U.S. Intervention Worsens the Problem

Militarily interfering worsens the state of affairs. The U.S., with probably the best or among the best trained armies in the world and certainly the best equipped, cannot stop the internecine fighting among different Iraqi groupings. Both U.S. civilian and military leaders say that the violence will have to be resolved politically. Although they do not admit it, U.S. military involvement and presence is not the answer. Media “man on the street polls” in the U.S. and Iraq agree.

The only true and lasting solution to the Sudan crisis lies within the Sudanese people themselves to settle their problems without outside military or political interference.

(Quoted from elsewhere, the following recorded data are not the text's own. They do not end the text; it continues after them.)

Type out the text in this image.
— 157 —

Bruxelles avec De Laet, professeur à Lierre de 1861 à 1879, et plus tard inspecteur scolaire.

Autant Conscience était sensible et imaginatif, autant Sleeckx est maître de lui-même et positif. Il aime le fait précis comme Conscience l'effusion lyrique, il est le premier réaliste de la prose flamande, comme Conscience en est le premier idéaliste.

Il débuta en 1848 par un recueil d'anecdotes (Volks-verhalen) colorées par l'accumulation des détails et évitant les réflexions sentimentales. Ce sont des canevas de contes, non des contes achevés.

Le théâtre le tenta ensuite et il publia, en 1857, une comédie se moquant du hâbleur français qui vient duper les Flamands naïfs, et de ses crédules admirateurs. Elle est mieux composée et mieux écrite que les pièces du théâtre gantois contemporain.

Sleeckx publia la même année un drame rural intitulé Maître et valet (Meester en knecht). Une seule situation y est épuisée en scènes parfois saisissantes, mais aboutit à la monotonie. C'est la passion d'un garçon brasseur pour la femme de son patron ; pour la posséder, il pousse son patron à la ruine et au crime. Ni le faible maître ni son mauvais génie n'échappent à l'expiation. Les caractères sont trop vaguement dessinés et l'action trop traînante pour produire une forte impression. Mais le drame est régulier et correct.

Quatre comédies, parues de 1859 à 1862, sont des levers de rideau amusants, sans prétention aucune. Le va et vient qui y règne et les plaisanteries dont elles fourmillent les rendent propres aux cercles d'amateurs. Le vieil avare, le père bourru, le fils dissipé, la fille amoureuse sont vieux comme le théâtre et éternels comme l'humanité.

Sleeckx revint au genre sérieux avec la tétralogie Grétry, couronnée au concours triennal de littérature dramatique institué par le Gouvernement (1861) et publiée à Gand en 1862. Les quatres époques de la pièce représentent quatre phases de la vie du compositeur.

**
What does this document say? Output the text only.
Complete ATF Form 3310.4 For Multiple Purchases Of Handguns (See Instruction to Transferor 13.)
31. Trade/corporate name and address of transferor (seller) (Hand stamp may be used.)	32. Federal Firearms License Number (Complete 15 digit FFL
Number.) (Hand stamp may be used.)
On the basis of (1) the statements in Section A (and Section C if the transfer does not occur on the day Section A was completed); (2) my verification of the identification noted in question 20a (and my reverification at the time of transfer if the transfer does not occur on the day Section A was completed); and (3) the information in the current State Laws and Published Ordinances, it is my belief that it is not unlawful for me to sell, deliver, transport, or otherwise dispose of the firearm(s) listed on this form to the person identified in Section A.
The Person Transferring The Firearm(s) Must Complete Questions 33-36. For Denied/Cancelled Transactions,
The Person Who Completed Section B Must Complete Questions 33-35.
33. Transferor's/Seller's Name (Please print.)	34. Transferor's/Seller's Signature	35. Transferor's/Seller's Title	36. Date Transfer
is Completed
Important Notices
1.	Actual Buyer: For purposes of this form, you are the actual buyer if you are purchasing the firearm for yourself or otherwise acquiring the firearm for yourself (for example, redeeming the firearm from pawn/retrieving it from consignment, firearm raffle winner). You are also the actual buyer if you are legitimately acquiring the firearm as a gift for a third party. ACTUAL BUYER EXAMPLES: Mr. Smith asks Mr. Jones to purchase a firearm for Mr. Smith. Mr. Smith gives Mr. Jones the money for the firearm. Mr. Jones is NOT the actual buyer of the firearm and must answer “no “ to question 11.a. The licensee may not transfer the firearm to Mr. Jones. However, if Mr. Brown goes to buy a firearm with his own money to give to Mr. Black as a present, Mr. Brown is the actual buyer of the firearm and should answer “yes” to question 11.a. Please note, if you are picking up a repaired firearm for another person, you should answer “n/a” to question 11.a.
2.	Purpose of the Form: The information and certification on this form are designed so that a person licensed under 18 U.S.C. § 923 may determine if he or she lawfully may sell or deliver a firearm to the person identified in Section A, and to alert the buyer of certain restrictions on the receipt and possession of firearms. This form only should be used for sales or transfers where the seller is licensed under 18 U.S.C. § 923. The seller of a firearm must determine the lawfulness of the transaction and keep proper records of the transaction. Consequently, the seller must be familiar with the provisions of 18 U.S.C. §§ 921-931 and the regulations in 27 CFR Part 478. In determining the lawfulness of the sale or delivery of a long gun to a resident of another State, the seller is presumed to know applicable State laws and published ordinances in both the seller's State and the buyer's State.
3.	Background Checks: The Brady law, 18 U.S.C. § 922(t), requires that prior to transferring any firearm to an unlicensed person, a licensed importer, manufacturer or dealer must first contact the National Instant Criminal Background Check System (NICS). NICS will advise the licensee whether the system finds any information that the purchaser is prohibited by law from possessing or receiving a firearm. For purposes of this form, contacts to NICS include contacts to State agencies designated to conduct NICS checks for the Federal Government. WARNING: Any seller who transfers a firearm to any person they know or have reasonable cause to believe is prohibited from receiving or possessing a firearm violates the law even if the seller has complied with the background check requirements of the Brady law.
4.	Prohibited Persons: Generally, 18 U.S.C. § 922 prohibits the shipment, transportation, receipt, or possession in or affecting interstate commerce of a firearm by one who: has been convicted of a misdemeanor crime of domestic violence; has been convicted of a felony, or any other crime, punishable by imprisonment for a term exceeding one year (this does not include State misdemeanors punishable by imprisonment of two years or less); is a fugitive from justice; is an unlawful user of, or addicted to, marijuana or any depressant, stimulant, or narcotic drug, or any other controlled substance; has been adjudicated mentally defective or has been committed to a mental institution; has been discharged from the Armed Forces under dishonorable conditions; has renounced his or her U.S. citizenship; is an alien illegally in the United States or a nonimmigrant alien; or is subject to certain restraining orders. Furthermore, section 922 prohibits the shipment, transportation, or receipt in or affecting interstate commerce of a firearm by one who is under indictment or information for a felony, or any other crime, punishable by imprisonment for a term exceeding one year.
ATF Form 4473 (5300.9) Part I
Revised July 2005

Lift the sanctions. Provide Sudan unconditional humanitarian assistance. Cancel its debt.

Sources:
Afrol News. US. expands military presence in Africa. Retrieved March 15, 2007. Retrieved from: afrol.com
Association of Concerned Africa Scholars. (n.d.). U.S. military in Africa. Retrieved March 15, 2007. Retrieved from: http://www.prairienet.org/acas/military/military06.html.
Metz H.C. (1991). Sudan: A country Study. Washington: GPO for the Library of Congress, 1991.
Rodney, Walter.(1974). How Europe underdeveloped Africa. Washington, D.C.: Howard University Press, 1974.
Schraeder, P. J.(2002). United States Policy towards Africa: Incrementalism, crisis and change. MA: Cambridge University Press
United Nations. Sudan. (n.d.). Retrieved March 15, 2007. Retrieved from www.UN.org.